Zoom sur les séries « Rencontres »

Faire des portraits en tant que projet photographique, il n’en était pas question !

J’avais le sentiment de kidnapper quelque chose de trop intime ou de participer à une illusion, une idéalisation.

L’été 2009 à Guercheville, dans notre maison, j’ai pris l’empreinte de certains moments informels et musicaux vécus par Jean et un de nos enfants. Et puis il s’est retrouvé seul devant un escalier espéré et attendu, deux corps de métier, le fer chauffé, détourné, soudé et le bois poli, assoupli sous la main.
Seul donc, il l’était avec son saxo.
Alors moi, là juste sa femme, j’ai été le chercher dans mon objectif. À la fois midinette plongée dans les bars américains et les jazz man et baladée par la solitude tranquille d’un homme.
La photo, je l’ai et j’y tiens. Il ne s’est pas senti volé et je n’ai pas pensé lui avoir pris quelque chose d’important qui allait lui manquer.
Ceux qui voit la photo regardent ce Jean qu’ils connaissent et qui est autre que ce qu’il vit de lui-même.
Alors enfin je me suis autorisée à aller chercher des traits de visages dans l’instantané d’une rencontre.
Bas les masques ! Pas d’esthétisme protecteur, aucune vérité autre que ce que chacun voit, ressent.

Je vais donc à la rencontre de chaque personne qui le désire chez lui/elle pour rester au plus près du familier, ne pas se demander où est la chaise et quelle consistance elle aura sous les fesses. Non, un petit coin avec une lampe de la maison à balader pour que l’ombre soit aussi un peu lumière.

Un plan arrière qui n’attire pas trop le regard mais qui dise quelque chose de soit.

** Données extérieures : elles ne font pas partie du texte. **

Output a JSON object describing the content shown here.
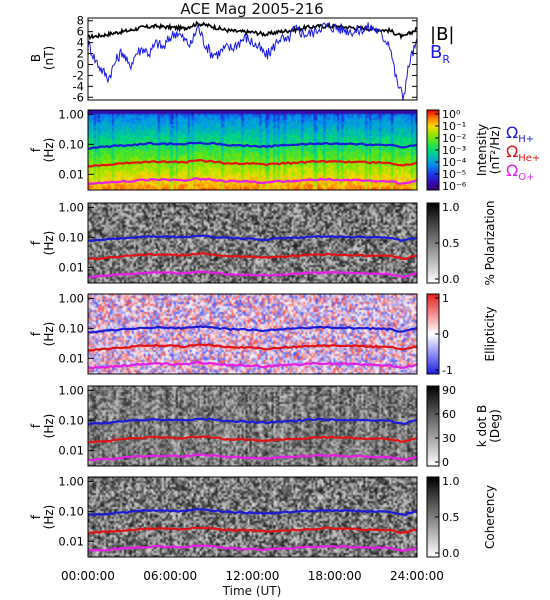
{
  "chart_data": [
    {
      "type": "line",
      "title": "ACE Mag 2005-216",
      "ylabel": "B",
      "yunit": "(nT)",
      "ylim": [
        -6.5,
        8.5
      ],
      "yticks": [
        "8",
        "6",
        "4",
        "2",
        "0",
        "-2",
        "-4",
        "-6"
      ],
      "series": [
        {
          "name": "|B|",
          "color": "#000000",
          "x": [
            0,
            1,
            2,
            3,
            4,
            5,
            6,
            7,
            8,
            9,
            10,
            11,
            12,
            13,
            14,
            15,
            16,
            17,
            18,
            19,
            20,
            21,
            22,
            23,
            24
          ],
          "values": [
            5.0,
            5.3,
            5.8,
            6.2,
            6.8,
            7.0,
            6.8,
            6.6,
            7.5,
            7.0,
            6.3,
            6.0,
            5.9,
            5.5,
            6.0,
            6.3,
            6.8,
            7.0,
            7.0,
            6.8,
            6.6,
            6.4,
            6.2,
            5.0,
            6.5
          ]
        },
        {
          "name": "B",
          "subscript": "R",
          "color": "#1919e6",
          "x": [
            0,
            0.5,
            1,
            1.5,
            2,
            2.5,
            3,
            3.5,
            4,
            4.5,
            5,
            5.5,
            6,
            6.5,
            7,
            7.5,
            8,
            8.5,
            9,
            9.5,
            10,
            10.5,
            11,
            11.5,
            12,
            12.5,
            13,
            13.5,
            14,
            14.5,
            15,
            15.5,
            16,
            16.5,
            17,
            17.5,
            18,
            18.5,
            19,
            19.5,
            20,
            20.5,
            21,
            21.5,
            22,
            22.5,
            23,
            23.5,
            24
          ],
          "values": [
            4.0,
            1.0,
            -1.0,
            -2.5,
            0.5,
            2.5,
            -0.5,
            2.0,
            3.0,
            2.0,
            4.0,
            3.0,
            5.0,
            6.0,
            4.5,
            3.5,
            7.0,
            4.0,
            2.0,
            2.0,
            3.0,
            3.0,
            4.0,
            5.0,
            4.0,
            3.0,
            1.5,
            3.0,
            5.0,
            4.0,
            6.5,
            6.0,
            5.5,
            6.0,
            7.0,
            7.0,
            6.8,
            6.5,
            6.3,
            6.0,
            6.5,
            6.8,
            6.5,
            5.0,
            4.0,
            -3.0,
            -6.0,
            1.0,
            4.0
          ]
        }
      ]
    },
    {
      "type": "heatmap",
      "ylabel": "f",
      "yunit": "(Hz)",
      "yticks": [
        "1.00",
        "0.10",
        "0.01"
      ],
      "colorbar": {
        "label": "Intensity",
        "unit": "(nT²/Hz)",
        "ticks": [
          "10⁰",
          "10⁻¹",
          "10⁻²",
          "10⁻³",
          "10⁻⁴",
          "10⁻⁵",
          "10⁻⁶"
        ],
        "range": [
          -6,
          0
        ],
        "colormap": "rainbow"
      }
    },
    {
      "type": "heatmap",
      "ylabel": "f",
      "yunit": "(Hz)",
      "yticks": [
        "1.00",
        "0.10",
        "0.01"
      ],
      "colorbar": {
        "label": "% Polarization",
        "unit": "",
        "ticks": [
          "1.0",
          "0.5",
          "0.0"
        ],
        "range": [
          0,
          1
        ],
        "colormap": "gray"
      }
    },
    {
      "type": "heatmap",
      "ylabel": "f",
      "yunit": "(Hz)",
      "yticks": [
        "1.00",
        "0.10",
        "0.01"
      ],
      "colorbar": {
        "label": "Ellipticity",
        "unit": "",
        "ticks": [
          "1",
          "0",
          "-1"
        ],
        "range": [
          -1,
          1
        ],
        "colormap": "bwr"
      }
    },
    {
      "type": "heatmap",
      "ylabel": "f",
      "yunit": "(Hz)",
      "yticks": [
        "1.00",
        "0.10",
        "0.01"
      ],
      "colorbar": {
        "label": "k dot B",
        "unit": "(Deg)",
        "ticks": [
          "90",
          "60",
          "30",
          "0"
        ],
        "range": [
          0,
          90
        ],
        "colormap": "gray"
      }
    },
    {
      "type": "heatmap",
      "ylabel": "f",
      "yunit": "(Hz)",
      "yticks": [
        "1.00",
        "0.10",
        "0.01"
      ],
      "xlabel": "Time (UT)",
      "xticks": [
        "00:00:00",
        "06:00:00",
        "12:00:00",
        "18:00:00",
        "24:00:00"
      ],
      "colorbar": {
        "label": "Coherency",
        "unit": "",
        "ticks": [
          "1.0",
          "0.5",
          "0.0"
        ],
        "range": [
          0,
          1
        ],
        "colormap": "gray"
      }
    }
  ],
  "gyrofrequencies": {
    "x": [
      0,
      1,
      2,
      3,
      4,
      5,
      6,
      7,
      8,
      9,
      10,
      11,
      12,
      13,
      14,
      15,
      16,
      17,
      18,
      19,
      20,
      21,
      22,
      23,
      24
    ],
    "H+": [
      0.076,
      0.081,
      0.089,
      0.095,
      0.104,
      0.107,
      0.104,
      0.101,
      0.115,
      0.107,
      0.096,
      0.092,
      0.09,
      0.084,
      0.092,
      0.096,
      0.104,
      0.107,
      0.107,
      0.104,
      0.101,
      0.098,
      0.095,
      0.076,
      0.099
    ],
    "He+": [
      0.019,
      0.02,
      0.022,
      0.024,
      0.026,
      0.027,
      0.026,
      0.025,
      0.029,
      0.027,
      0.024,
      0.023,
      0.0225,
      0.021,
      0.023,
      0.024,
      0.026,
      0.027,
      0.027,
      0.026,
      0.025,
      0.0245,
      0.024,
      0.019,
      0.025
    ],
    "O+": [
      0.0048,
      0.0051,
      0.0055,
      0.0059,
      0.0065,
      0.0067,
      0.0065,
      0.0063,
      0.0072,
      0.0067,
      0.006,
      0.0058,
      0.0056,
      0.0053,
      0.0058,
      0.006,
      0.0065,
      0.0067,
      0.0067,
      0.0065,
      0.0063,
      0.0061,
      0.0059,
      0.0048,
      0.0062
    ]
  },
  "gyro_legend": [
    {
      "symbol": "Ω",
      "sub": "H+",
      "color": "#1c1cd6"
    },
    {
      "symbol": "Ω",
      "sub": "He+",
      "color": "#e01414"
    },
    {
      "symbol": "Ω",
      "sub": "O+",
      "color": "#e61ee6"
    }
  ],
  "x_range": [
    0,
    24
  ],
  "f_range": [
    0.003,
    1.4
  ]
}
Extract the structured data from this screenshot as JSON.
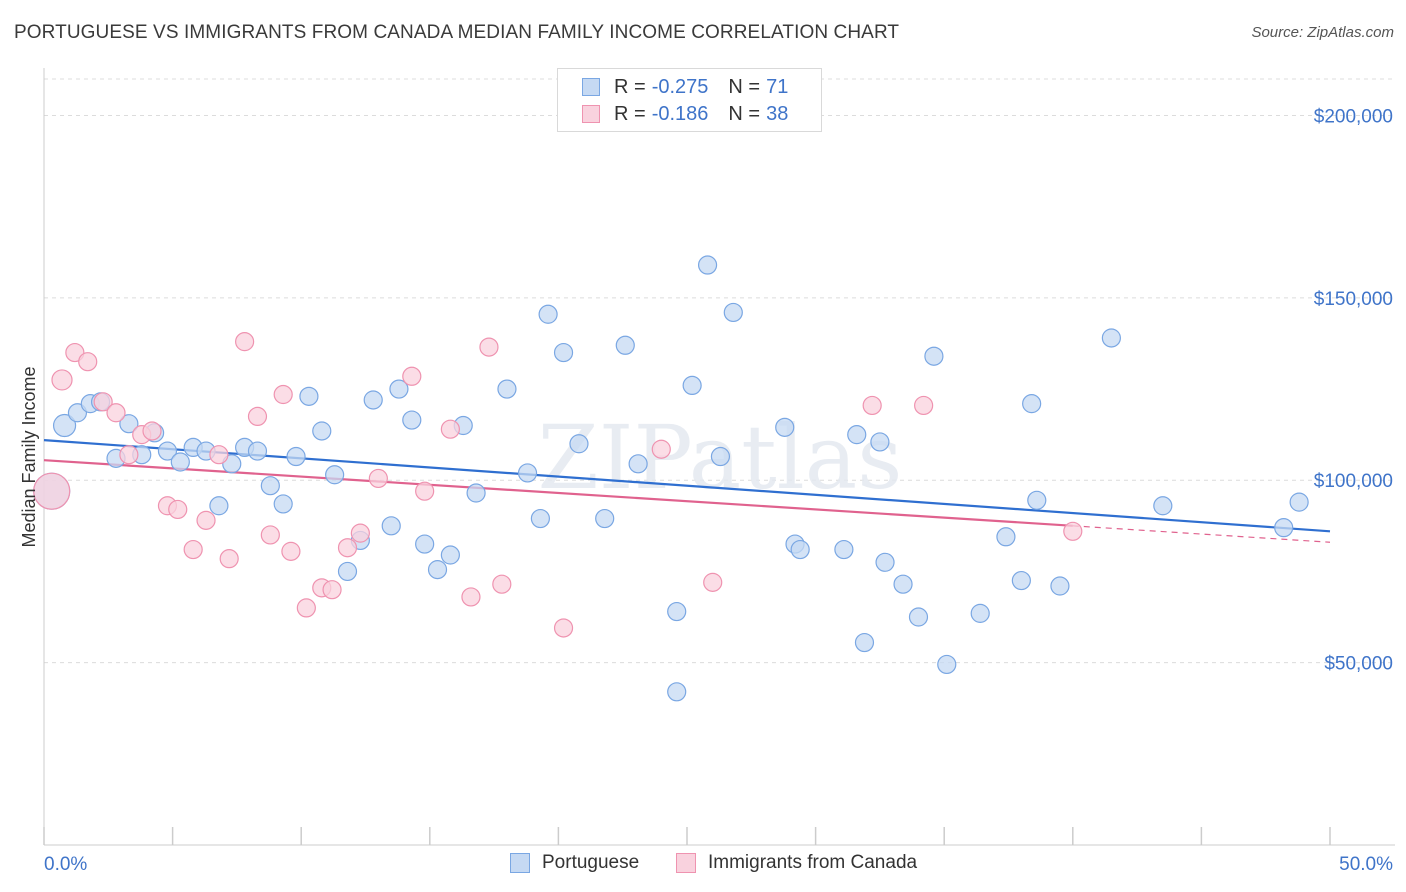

Aussi un peu de ré appropriation de celui qui s’est prêté au jeu avec tant de sincérité et décide d’un mot, d’une phrase ou d’un texte qui accompagnera les expressions qu’il/elle vous offre.

Un travail qui se fait un peu en catimini, à voix basse.

Noëlle Echiffre


Le regard de Prune Mallet, Historienne d’Art

L’exercice du portrait est sans doute le plus complexe, parce qu’il est l’épreuve d’un compromis entre immuable sincérité et troublante fugacité. Ce sont les images les plus fugitives de Noëlle Echiffre. Elles ne fixent qu’un instant, dans le cours d’une vie, une rencontre.

L’image réduite au cadre du visage soutient la postérité, c’est bien l’idée du portrait. Cependant il demeure inachevé. Car c’est dans le visage que réside essentiellement la vie.
Comment capter en un si faible moment, pour les soumettre à notre seul regard, les affections et passions de l’âme ?
Mieux que la peinture, la photographie est une arme. Elle chasse une expression, jaillie dans la circonscription de la lumière par le contour d’une forme humaine, le pincement d’une lèvre, la fuite d’un regard, la tendresse d’une ride, l’offense d’une épaule, la force d’un sourire. Du clair-obscur jaillit la forme, le trait d’une ombre comme la reconnaissance d’une vie intérieure.
Au terme de sa quête, le photographe lève le masque et dévoile les sincères fluctuations de mon être. Christine, Flo, Fred, Jean, Myrtille, Pierre. Je suis tous ces visages, au-delà des frontières.

Quel étrange compromis au seul pouvoir de transmettre avec pudeur l’offrande d’une présence affective ! désarmante rencontre.